The “aperture” is a hole to control how big the lens is effectively. For a real camera, if you need more light you make the aperture bigger, and will get more blur for objects away from the focus distance. For our virtual camera, we can have a perfect sensor and never need more light, so we only use an aperture when we want defocus blur.
A Thin Lens Approximation
usually start rays from an infinitely thin circular “lens”, and send them toward the pixel of interest on the focus plane (focal_length away from the lens), where everything on that plane in the 3D world is in perfect focus.
In practice, we accomplish this by placing the viewport in this plane. Putting everything together:
- The focus plane is orthogonal to the camera view direction.
- The focus distance is the distance between the camera center and the focus plane.
- The viewport lies on the focus plane, centered on the camera view direction vector.
- The grid of pixel locations lies inside the viewport (located in the 3D world).

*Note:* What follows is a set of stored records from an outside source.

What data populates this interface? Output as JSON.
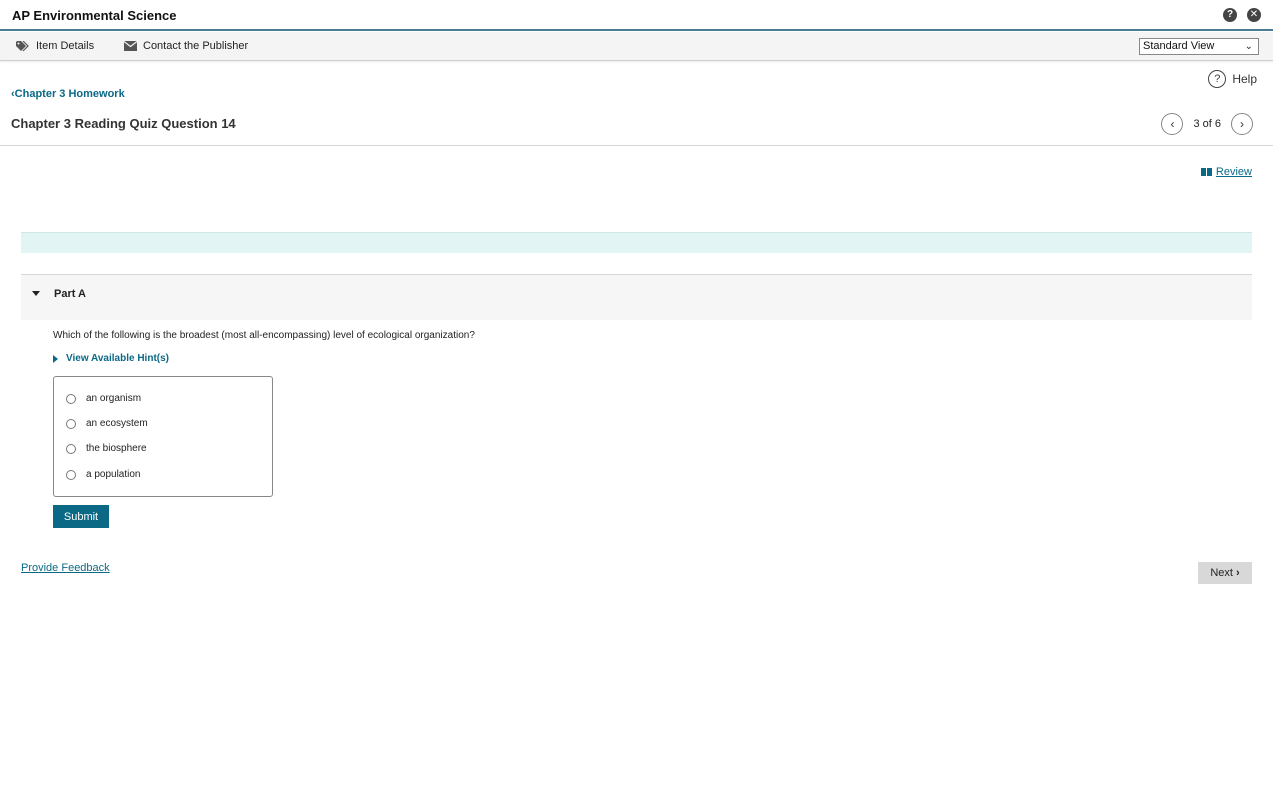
{
  "app": {
    "title": "AP Environmental Science"
  },
  "toolbar": {
    "item_details": "Item Details",
    "contact_publisher": "Contact the Publisher",
    "view_select": "Standard View"
  },
  "help": {
    "label": "Help"
  },
  "nav": {
    "back_link": "Chapter 3 Homework",
    "question_title": "Chapter 3 Reading Quiz Question 14",
    "position": "3 of 6"
  },
  "review": {
    "label": "Review"
  },
  "part": {
    "label": "Part A",
    "question": "Which of the following is the broadest (most all-encompassing) level of ecological organization?",
    "hint_link": "View Available Hint(s)",
    "choices": [
      "an organism",
      "an ecosystem",
      "the biosphere",
      "a population"
    ],
    "submit_label": "Submit"
  },
  "footer": {
    "feedback": "Provide Feedback",
    "next": "Next"
  },
  "colors": {
    "accent": "#0b6986",
    "banner": "#e3f4f4",
    "title_border": "#4a7d93"
  },
  "icons": {
    "help_window": "question-circle-icon",
    "close_window": "close-circle-icon",
    "item_details": "tag-icon",
    "contact": "envelope-icon",
    "review": "book-icon"
  }
}
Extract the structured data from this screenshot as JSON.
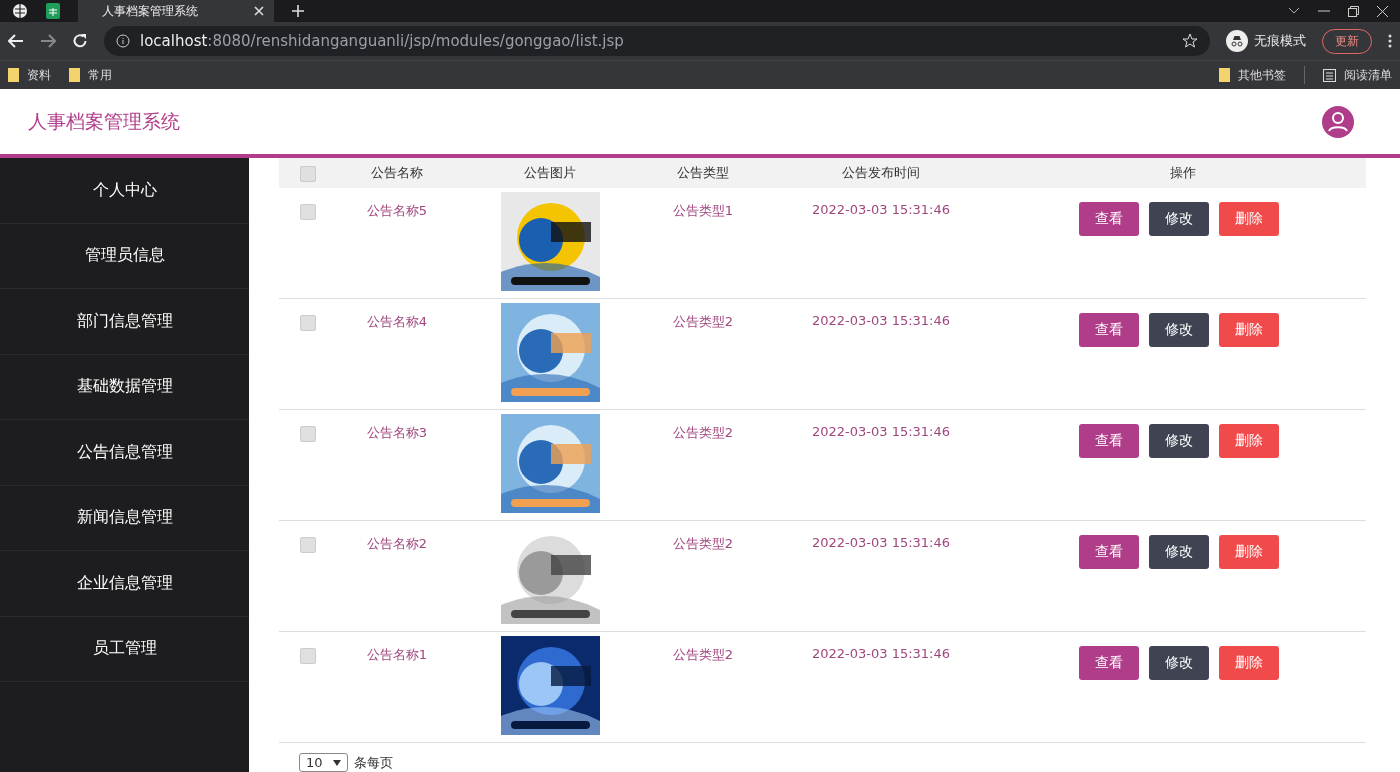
{
  "browser": {
    "tab_title": "人事档案管理系统",
    "url_host": "localhost",
    "url_rest": ":8080/renshidanganguanli/jsp/modules/gonggao/list.jsp",
    "profile": "无痕模式",
    "update_button": "更新",
    "bookmarks": [
      "资料",
      "常用"
    ],
    "other_bookmarks": "其他书签",
    "reading_list": "阅读清单"
  },
  "header": {
    "title": "人事档案管理系统"
  },
  "sidebar": {
    "items": [
      {
        "label": "个人中心",
        "selected": false
      },
      {
        "label": "管理员信息",
        "selected": false
      },
      {
        "label": "部门信息管理",
        "selected": false
      },
      {
        "label": "基础数据管理",
        "selected": false
      },
      {
        "label": "公告信息管理",
        "selected": false
      },
      {
        "label": "新闻信息管理",
        "selected": false
      },
      {
        "label": "企业信息管理",
        "selected": false
      },
      {
        "label": "员工管理",
        "selected": false
      }
    ]
  },
  "table": {
    "select_all": {
      "checked": false
    },
    "columns": [
      "公告名称",
      "公告图片",
      "公告类型",
      "公告发布时间",
      "操作"
    ],
    "rows": [
      {
        "checked": false,
        "name": "公告名称5",
        "type": "公告类型1",
        "time": "2022-03-03 15:31:46",
        "actions": [
          {
            "label": "查看",
            "kind": "view"
          },
          {
            "label": "修改",
            "kind": "edit"
          },
          {
            "label": "删除",
            "kind": "delete"
          }
        ]
      },
      {
        "checked": false,
        "name": "公告名称4",
        "type": "公告类型2",
        "time": "2022-03-03 15:31:46",
        "actions": [
          {
            "label": "查看",
            "kind": "view"
          },
          {
            "label": "修改",
            "kind": "edit"
          },
          {
            "label": "删除",
            "kind": "delete"
          }
        ]
      },
      {
        "checked": false,
        "name": "公告名称3",
        "type": "公告类型2",
        "time": "2022-03-03 15:31:46",
        "actions": [
          {
            "label": "查看",
            "kind": "view"
          },
          {
            "label": "修改",
            "kind": "edit"
          },
          {
            "label": "删除",
            "kind": "delete"
          }
        ]
      },
      {
        "checked": false,
        "name": "公告名称2",
        "type": "公告类型2",
        "time": "2022-03-03 15:31:46",
        "actions": [
          {
            "label": "查看",
            "kind": "view"
          },
          {
            "label": "修改",
            "kind": "edit"
          },
          {
            "label": "删除",
            "kind": "delete"
          }
        ]
      },
      {
        "checked": false,
        "name": "公告名称1",
        "type": "公告类型2",
        "time": "2022-03-03 15:31:46",
        "actions": [
          {
            "label": "查看",
            "kind": "view"
          },
          {
            "label": "修改",
            "kind": "edit"
          },
          {
            "label": "删除",
            "kind": "delete"
          }
        ]
      }
    ]
  },
  "pagination": {
    "page_size": "10",
    "page_size_label": "条每页"
  }
}
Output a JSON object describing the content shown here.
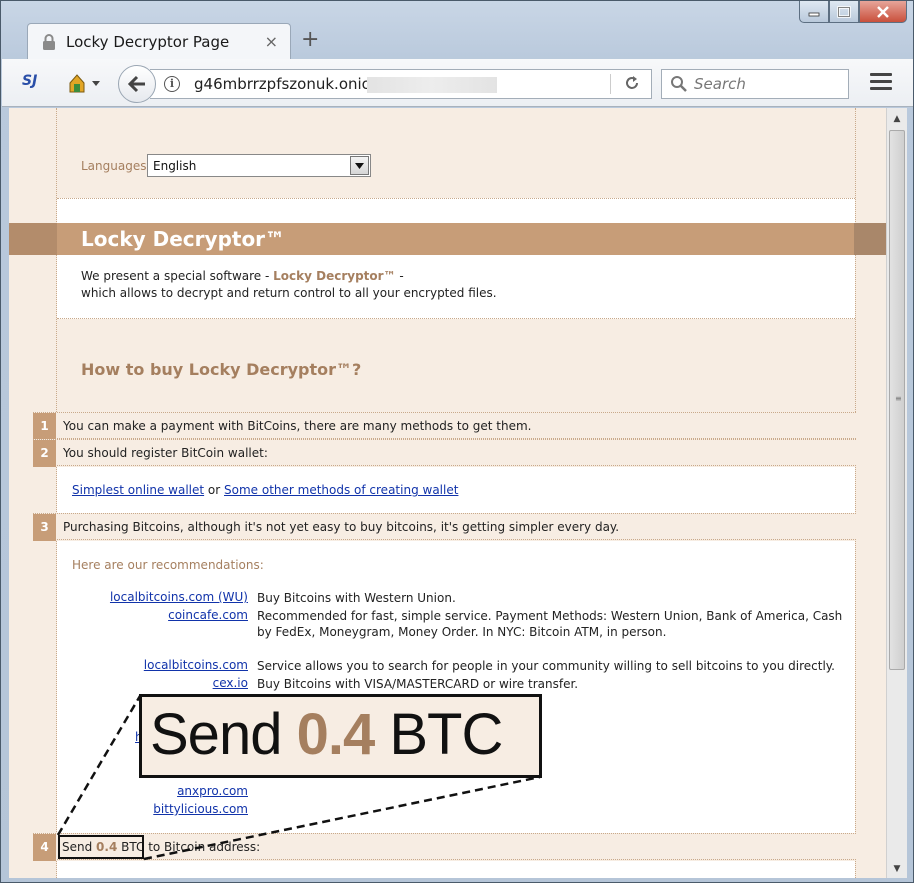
{
  "window": {
    "tab_title": "Locky Decryptor Page",
    "tab_close": "×",
    "newtab": "+"
  },
  "nav": {
    "extension_label": "SJ",
    "url": "g46mbrrzpfszonuk.onion/",
    "search_placeholder": "Search"
  },
  "page": {
    "languages_label": "Languages:",
    "language_selected": "English",
    "title": "Locky Decryptor™",
    "intro_line1_prefix": "We present a special software - ",
    "intro_line1_brand": "Locky Decryptor™",
    "intro_line1_suffix": " -",
    "intro_line2": "which allows to decrypt and return control to all your encrypted files.",
    "how_title": "How to buy Locky Decryptor™?",
    "steps": [
      {
        "num": "1",
        "text": "You can make a payment with BitCoins, there are many methods to get them."
      },
      {
        "num": "2",
        "text": "You should register BitCoin wallet:"
      },
      {
        "num": "3",
        "text": "Purchasing Bitcoins, although it's not yet easy to buy bitcoins, it's getting simpler every day."
      },
      {
        "num": "4",
        "text_prefix": "Send ",
        "amount": "0.4",
        "text_unit": " BTC",
        "text_suffix": " to Bitcoin address:"
      }
    ],
    "wallet_link1": "Simplest online wallet",
    "wallet_or": " or ",
    "wallet_link2": "Some other methods of creating wallet",
    "recommendations_label": "Here are our recommendations:",
    "recommendations": [
      {
        "link": "localbitcoins.com (WU)",
        "desc": "Buy Bitcoins with Western Union."
      },
      {
        "link": "coincafe.com",
        "desc": "Recommended for fast, simple service. Payment Methods: Western Union, Bank of America, Cash by FedEx, Moneygram, Money Order. In NYC: Bitcoin ATM, in person."
      },
      {
        "link": "localbitcoins.com",
        "desc": "Service allows you to search for people in your community willing to sell bitcoins to you directly."
      },
      {
        "link": "cex.io",
        "desc": "Buy Bitcoins with VISA/MASTERCARD or wire transfer."
      },
      {
        "link": "ho",
        "desc": ""
      },
      {
        "link": "anxpro.com",
        "desc": ""
      },
      {
        "link": "bittylicious.com",
        "desc": ""
      }
    ]
  },
  "callout": {
    "prefix": "Send ",
    "amount": "0.4",
    "unit": " BTC"
  },
  "colors": {
    "accent": "#c79d78",
    "accent_text": "#a57f5f",
    "page_bg": "#f7ede3",
    "link": "#1133aa"
  }
}
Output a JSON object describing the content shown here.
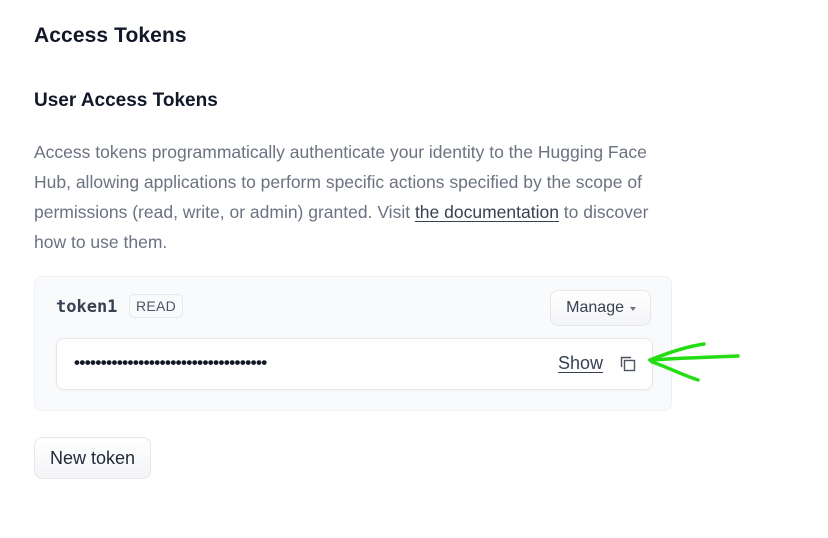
{
  "page": {
    "title": "Access Tokens"
  },
  "section": {
    "title": "User Access Tokens",
    "description_before_link": "Access tokens programmatically authenticate your identity to the Hugging Face Hub, allowing applications to perform specific actions specified by the scope of permissions (read, write, or admin) granted. Visit ",
    "description_link": "the documentation",
    "description_after_link": " to discover how to use them."
  },
  "token": {
    "name": "token1",
    "role": "READ",
    "manage_label": "Manage",
    "masked_value": "••••••••••••••••••••••••••••••••••••",
    "show_label": "Show",
    "copy_icon": "copy-icon"
  },
  "actions": {
    "new_token_label": "New token"
  },
  "colors": {
    "annotation": "#22dd11",
    "text_muted": "#6b7280",
    "card_bg": "#f9fafb"
  }
}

- Random image sample locations are chosen from the region around the current pixel location.
- The camera fires rays from random points on the lens through the current image sample location.
Without defocus blur, all scene rays originate from the camera center (or lookfrom). In order to accomplish defocus blur, we construct a disk centered at the camera center. The larger the radius, the greater the defocus blur. You can think of our original camera as having a defocus disk of radius zero (no blur at all), so all rays originated at the disk center(lookfrom).